Federasi Rakyat Demokrasi Makassar, misalnya, menyoroti keluhan masyarakat yang menjerit karena kebijakan pemerintah. “Aksi ini adalah bentuk kekecewaan kami terhadap pemerintah yang nggak mau dengerin suara rakyat,” tegas Wawan, Jenderal Lapangan dari Federasi Rakyat Demokrasi Makassar.
Senada, Kesatuan Rakyat Menggugat (Keramat) mengangkat isu reformasi jilid kedua sebagai kritik terhadap pemerintah atas pelemahan pemberantasan korupsi dan penegakan hukum.
Dari Mahasiswa Hingga Buruh, Semua Turun ke Jalan
Aksi unjuk rasa di Makassar melibatkan berbagai elemen masyarakat. Ada mahasiswa, organisasi masyarakat sipil, sampai kelompok buruh. Keberagaman ini menunjukkan kalau kekecewaan terhadap kebijakan pemerintah nggak cuma dirasakan satu kelompok, tapi berbagai lapisan masyarakat.
Gerakan Mahasiswa Bersama Rakyat menuntut pembatalan kebijakan yang dianggap nggak pro-rakyat, seperti kenaikan Pajak Bumi dan Bangunan (PBB) sampai tunjangan anggota DPR yang gede banget.
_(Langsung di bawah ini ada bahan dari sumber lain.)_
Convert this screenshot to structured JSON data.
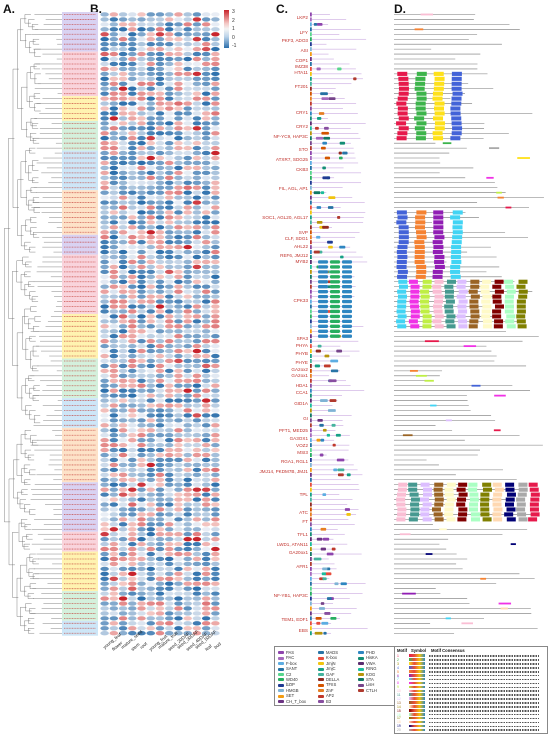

Mahasiswa dari Badan Eksekutif Mahasiswa Universitas Negeri Makassar (BEM UNM) dan Fakultas Hukum Universitas Muslim Indonesia (UMI) juga ikut turun jalan menolak seluruh kekacauan yang ditimbulkan pemerintah yang dianggap bobrok.
“Kami menolak seluruh kebijakan yang nggak pro-rakyat. Pemerintah harus dengar suara kami,” tegas Syarif, pengurus BEM FH UMI.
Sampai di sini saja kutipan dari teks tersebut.